Other training paradigms to address the shortage of surgeons needed to provide EGS coverage include the American College of Surgeons Transition to Practice training paradigm.43 This paradigm aligns recent residency graduates with more senior surgeons often in more rural environments in a mentor–mentee relationship. This allows the junior surgeon to become comfortable with complex surgical care delivery knowing that they are supported by more experienced providers. Although Transition to Practice trainees may help address some of the surgeon shortage, since they lack training in surgical critical care they may better serve the needs of rural America, where trauma centers and referral academic medical centers are few.44

Development of an ACS workforce depends not just on financial viability of the practice model itself, but whether surgeons can be attracted to the specialty with regard to salary. To determine the value of a career in ACS, Sweeting et al13 performed a net present value (NPV) analysis. NPV is a standard business methodology commonly used to assess long-term investments. In their analysis, the authors considered years of training including a 2-year fellowship and the limited RVU capture associated with the payer mix of ACS. They determined that if a career in ACS were a “long term investment,” salaries would need to be 28% higher in ACS to overcome the cost of training combined with a worse payer mix, to realize comparable long-term financial wealth as general surgery.13 This interesting analysis lends support to the idea that for ACS practices to be successful, they may need to partner with healthcare organizations and share in hospital revenue.

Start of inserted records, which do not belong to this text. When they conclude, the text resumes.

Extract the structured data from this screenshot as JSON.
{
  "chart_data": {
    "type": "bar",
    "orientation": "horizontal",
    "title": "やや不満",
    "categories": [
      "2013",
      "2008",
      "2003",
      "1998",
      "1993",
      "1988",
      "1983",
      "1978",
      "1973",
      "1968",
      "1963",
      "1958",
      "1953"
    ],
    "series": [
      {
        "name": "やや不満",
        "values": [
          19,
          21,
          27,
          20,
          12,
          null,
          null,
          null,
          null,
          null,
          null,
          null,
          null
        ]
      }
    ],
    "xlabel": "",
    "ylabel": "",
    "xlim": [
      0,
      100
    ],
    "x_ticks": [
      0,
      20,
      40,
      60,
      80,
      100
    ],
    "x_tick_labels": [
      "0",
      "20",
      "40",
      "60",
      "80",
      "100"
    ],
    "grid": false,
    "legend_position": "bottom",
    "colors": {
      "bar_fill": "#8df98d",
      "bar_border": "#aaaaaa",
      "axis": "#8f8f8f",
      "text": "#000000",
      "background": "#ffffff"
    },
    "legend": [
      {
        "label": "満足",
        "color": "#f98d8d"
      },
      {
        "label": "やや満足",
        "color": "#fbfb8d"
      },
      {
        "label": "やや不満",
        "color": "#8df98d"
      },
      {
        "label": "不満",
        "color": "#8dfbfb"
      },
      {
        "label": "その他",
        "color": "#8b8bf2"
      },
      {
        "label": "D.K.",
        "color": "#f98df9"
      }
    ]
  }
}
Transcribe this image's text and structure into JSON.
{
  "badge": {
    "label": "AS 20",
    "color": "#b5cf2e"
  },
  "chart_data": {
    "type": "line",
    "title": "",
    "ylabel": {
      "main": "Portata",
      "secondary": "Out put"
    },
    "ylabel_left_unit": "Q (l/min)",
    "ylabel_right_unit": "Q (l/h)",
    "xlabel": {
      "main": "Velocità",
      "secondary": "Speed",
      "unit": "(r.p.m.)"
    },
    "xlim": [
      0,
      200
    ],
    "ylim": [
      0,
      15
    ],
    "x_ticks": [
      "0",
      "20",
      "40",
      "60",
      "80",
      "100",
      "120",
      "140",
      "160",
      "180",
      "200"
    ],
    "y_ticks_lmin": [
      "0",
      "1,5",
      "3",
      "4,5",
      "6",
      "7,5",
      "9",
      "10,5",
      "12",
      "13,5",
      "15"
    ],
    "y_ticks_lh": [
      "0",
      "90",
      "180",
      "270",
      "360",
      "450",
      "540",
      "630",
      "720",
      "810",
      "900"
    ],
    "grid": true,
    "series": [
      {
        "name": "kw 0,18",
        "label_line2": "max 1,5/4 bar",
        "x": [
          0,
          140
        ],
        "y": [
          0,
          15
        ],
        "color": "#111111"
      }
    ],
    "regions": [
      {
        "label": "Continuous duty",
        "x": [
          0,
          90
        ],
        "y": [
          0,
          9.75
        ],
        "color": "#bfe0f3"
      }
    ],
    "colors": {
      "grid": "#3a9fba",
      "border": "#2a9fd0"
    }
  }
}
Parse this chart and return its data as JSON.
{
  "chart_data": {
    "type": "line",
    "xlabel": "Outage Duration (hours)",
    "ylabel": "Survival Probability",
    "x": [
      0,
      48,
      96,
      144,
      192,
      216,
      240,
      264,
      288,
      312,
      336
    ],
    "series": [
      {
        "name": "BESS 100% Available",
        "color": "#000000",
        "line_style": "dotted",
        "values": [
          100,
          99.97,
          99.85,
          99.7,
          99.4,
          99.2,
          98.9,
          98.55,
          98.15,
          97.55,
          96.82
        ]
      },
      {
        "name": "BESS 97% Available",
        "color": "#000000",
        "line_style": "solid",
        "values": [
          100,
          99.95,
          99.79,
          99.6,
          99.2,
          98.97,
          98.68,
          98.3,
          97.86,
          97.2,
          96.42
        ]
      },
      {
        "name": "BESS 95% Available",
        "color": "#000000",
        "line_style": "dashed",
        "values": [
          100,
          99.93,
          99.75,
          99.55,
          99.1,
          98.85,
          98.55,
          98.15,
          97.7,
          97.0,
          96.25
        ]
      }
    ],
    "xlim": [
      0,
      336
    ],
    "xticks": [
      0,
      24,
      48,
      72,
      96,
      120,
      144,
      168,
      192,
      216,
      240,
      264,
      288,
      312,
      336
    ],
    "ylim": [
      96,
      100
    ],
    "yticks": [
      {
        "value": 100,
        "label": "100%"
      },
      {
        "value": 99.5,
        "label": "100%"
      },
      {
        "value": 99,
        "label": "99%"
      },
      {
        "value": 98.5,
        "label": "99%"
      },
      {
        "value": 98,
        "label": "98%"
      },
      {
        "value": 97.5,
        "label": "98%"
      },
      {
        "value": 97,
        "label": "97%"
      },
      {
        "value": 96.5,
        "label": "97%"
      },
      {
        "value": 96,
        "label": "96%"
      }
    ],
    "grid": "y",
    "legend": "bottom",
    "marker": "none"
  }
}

ACS workforce stability also depends on retention. Unfortunately, burn-out and well-being of general surgeons and critical care providers are among the worst of all medical specialties.45 Many of the components of an ACS practice place physicians at risk of burn-out. A survey of the members of the American College of Surgeons in 2008 showed that factors independently associated with burn-out included younger age, having children, area of specialization (trauma surgeons were more commonly affected), number of nights on call per week, work–home conflicts, and compensation based entirely on billing.46 However, recent data measuring satisfaction among providers who consider themselves acute care surgeons are more encouraging, as surgeon satisfaction with the ACS model appears to be high.18 23

Summary

About a quarter of US healthcare spending is on ACS diagnoses. As the population ages, the ACS patient population will grow. Changes in how healthcare is funded, and the ways in which organizations and surgeons align will dramatically affect the practice and lifestyle of the ACS provider. ACS surgeons are already doing less procedure work and more E&M than other surgeons. But ACS surgeons are in a pivotal position as stakeholders in US healthcare because of the size of the ACS patient pool, the broad range of diagnoses, and the high-reimbursing DRGs in many of our patients. Prepared with an understanding of ACS economics, surgeons can strategically partner with organizations to develop clinical programs that provide quality, efficient, high-value healthcare to patients and organizations, while creating rewarding professional practices for individual surgeons.